While Tunisia is known among its neighboring countries for more progressive laws and a constitution that provides a protective framework that grants freedom of expression, religion, and faith, in practice a number of Tunisian laws and fall short on those terms. 

Despite the fact that Emna Chargui’s post does not incite to violence or hatred, she was charged under Article 52 and 53 of the Tunisian press code. Article 52 provides a prison sentence of one to three years and a fine from one to two thousand Dinars (500 USD) to anyone who explicitly calls for hatred between races, religions and inhabitants and uses hostile means or violence or racial discrimination. Article 53 punishes with a fine of one to two thousand dinars everyone who purposefully uses preaching sites for political campaigning and anyone who intentionally infringes on any of the licensed religious rites.

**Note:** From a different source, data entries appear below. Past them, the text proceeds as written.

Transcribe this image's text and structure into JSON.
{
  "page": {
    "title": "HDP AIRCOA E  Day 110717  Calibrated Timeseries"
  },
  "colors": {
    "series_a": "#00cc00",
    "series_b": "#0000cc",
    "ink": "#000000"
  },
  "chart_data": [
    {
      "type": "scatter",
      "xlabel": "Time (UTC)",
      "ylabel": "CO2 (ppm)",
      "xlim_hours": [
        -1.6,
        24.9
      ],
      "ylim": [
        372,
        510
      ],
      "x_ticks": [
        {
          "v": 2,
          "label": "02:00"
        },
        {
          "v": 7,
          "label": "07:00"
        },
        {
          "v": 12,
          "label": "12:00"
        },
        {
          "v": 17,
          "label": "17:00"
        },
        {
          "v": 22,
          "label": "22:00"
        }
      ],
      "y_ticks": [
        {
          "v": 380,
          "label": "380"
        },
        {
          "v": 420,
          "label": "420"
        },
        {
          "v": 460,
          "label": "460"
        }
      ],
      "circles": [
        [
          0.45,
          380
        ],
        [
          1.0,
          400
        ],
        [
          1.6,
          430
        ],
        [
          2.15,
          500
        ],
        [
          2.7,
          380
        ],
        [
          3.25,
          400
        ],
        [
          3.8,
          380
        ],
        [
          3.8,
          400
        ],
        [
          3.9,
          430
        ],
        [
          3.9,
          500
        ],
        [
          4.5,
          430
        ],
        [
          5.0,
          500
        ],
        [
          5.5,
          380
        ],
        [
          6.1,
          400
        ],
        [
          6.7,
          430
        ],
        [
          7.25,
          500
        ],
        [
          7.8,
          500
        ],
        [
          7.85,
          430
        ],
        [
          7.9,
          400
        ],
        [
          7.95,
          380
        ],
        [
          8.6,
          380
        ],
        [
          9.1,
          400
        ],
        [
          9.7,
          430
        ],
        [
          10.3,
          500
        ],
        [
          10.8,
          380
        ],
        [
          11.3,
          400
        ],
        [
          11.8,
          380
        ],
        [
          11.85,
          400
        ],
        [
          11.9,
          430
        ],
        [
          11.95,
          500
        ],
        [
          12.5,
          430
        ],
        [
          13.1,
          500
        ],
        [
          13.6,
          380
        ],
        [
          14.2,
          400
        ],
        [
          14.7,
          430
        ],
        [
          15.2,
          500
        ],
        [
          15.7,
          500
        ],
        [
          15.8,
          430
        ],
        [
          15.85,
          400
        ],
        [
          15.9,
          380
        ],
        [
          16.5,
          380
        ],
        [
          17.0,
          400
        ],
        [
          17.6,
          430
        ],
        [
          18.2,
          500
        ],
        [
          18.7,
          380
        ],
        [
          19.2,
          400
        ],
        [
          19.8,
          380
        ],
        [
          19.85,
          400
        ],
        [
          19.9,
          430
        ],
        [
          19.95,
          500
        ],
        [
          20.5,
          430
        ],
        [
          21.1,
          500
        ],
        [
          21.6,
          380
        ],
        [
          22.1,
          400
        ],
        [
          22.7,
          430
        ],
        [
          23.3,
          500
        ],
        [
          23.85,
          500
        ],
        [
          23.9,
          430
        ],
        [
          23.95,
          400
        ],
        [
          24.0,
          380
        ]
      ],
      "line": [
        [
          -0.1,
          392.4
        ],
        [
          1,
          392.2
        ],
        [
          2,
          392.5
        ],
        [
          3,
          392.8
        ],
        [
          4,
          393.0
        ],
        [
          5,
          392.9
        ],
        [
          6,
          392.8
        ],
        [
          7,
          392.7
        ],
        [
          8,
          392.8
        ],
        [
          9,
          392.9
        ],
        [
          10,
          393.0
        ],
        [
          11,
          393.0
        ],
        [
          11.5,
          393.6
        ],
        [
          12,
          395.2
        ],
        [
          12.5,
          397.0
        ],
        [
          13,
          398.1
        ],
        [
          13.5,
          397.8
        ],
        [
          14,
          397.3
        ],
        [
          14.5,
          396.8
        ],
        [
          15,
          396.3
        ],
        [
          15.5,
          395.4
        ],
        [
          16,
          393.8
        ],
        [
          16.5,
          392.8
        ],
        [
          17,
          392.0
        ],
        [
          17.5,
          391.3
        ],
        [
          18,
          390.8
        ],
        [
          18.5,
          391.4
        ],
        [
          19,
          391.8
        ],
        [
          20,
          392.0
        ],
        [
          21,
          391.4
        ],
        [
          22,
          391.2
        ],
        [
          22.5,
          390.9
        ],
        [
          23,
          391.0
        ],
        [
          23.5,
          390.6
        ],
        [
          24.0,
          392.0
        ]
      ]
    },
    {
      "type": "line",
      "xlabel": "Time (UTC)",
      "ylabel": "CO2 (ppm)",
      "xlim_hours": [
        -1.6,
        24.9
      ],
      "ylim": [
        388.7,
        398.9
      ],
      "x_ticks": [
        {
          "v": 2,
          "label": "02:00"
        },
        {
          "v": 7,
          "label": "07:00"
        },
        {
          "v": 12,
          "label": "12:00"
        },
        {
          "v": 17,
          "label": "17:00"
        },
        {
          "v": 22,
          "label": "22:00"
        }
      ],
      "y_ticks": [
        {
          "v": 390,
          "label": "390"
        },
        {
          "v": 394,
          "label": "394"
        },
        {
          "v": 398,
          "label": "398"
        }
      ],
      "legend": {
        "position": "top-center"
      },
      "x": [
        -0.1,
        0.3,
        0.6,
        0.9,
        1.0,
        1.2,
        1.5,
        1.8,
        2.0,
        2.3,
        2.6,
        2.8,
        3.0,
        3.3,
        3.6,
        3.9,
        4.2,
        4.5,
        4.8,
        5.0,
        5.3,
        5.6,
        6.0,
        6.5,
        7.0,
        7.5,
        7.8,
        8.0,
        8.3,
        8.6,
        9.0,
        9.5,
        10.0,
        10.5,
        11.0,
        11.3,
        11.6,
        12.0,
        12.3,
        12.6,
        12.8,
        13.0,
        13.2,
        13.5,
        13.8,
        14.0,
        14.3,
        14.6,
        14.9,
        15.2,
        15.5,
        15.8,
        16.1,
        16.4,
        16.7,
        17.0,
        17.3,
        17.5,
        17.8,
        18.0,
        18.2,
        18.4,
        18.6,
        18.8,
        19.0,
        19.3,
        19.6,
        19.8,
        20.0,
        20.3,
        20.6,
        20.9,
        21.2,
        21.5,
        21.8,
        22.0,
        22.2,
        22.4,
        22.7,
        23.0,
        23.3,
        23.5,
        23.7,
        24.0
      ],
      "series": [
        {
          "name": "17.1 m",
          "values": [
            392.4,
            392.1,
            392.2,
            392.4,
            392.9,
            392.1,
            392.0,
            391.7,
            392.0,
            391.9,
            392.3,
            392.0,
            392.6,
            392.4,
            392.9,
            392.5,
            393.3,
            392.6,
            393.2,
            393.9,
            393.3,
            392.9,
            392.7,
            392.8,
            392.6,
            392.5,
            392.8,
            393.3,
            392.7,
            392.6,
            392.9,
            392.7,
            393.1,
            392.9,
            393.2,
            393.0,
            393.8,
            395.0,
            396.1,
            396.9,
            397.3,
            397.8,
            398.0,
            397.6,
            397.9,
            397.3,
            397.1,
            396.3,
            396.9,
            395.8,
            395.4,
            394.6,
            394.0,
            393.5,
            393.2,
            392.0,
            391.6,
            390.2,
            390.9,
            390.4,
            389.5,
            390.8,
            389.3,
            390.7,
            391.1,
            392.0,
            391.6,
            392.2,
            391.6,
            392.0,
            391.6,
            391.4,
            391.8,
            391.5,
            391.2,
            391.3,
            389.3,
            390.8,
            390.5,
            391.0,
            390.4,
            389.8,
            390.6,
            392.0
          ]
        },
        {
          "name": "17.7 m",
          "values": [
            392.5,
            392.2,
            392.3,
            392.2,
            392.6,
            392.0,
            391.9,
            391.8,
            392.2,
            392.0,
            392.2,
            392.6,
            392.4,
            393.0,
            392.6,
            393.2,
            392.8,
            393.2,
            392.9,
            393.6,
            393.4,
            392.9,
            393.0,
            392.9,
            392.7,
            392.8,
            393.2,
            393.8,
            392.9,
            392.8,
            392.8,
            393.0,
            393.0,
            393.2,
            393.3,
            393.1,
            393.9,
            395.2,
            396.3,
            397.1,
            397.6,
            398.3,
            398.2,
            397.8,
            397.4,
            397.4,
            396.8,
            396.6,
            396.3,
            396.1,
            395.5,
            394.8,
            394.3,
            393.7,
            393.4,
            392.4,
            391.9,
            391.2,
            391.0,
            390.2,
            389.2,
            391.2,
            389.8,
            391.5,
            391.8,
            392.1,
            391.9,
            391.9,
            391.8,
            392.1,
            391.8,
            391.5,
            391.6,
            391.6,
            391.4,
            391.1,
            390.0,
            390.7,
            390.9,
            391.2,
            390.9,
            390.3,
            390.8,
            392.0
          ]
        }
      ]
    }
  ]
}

Amnesty International has documented a growing trend of prosecutions of bloggers, journalists and activists using legislation that penalize peaceful speech, notably speech deemed to be offensive or defamatory not only toward individuals but also toward state institutions and speech deemed liable to disturb the public order or morality. The Tunisia's 2014 Constitution guarantees the right to freedom of expression under Article 31.  Tunisia is party to the International Covenant on Civil and Political Rights (ICCPR), which also guarantees the right to freedom of expression.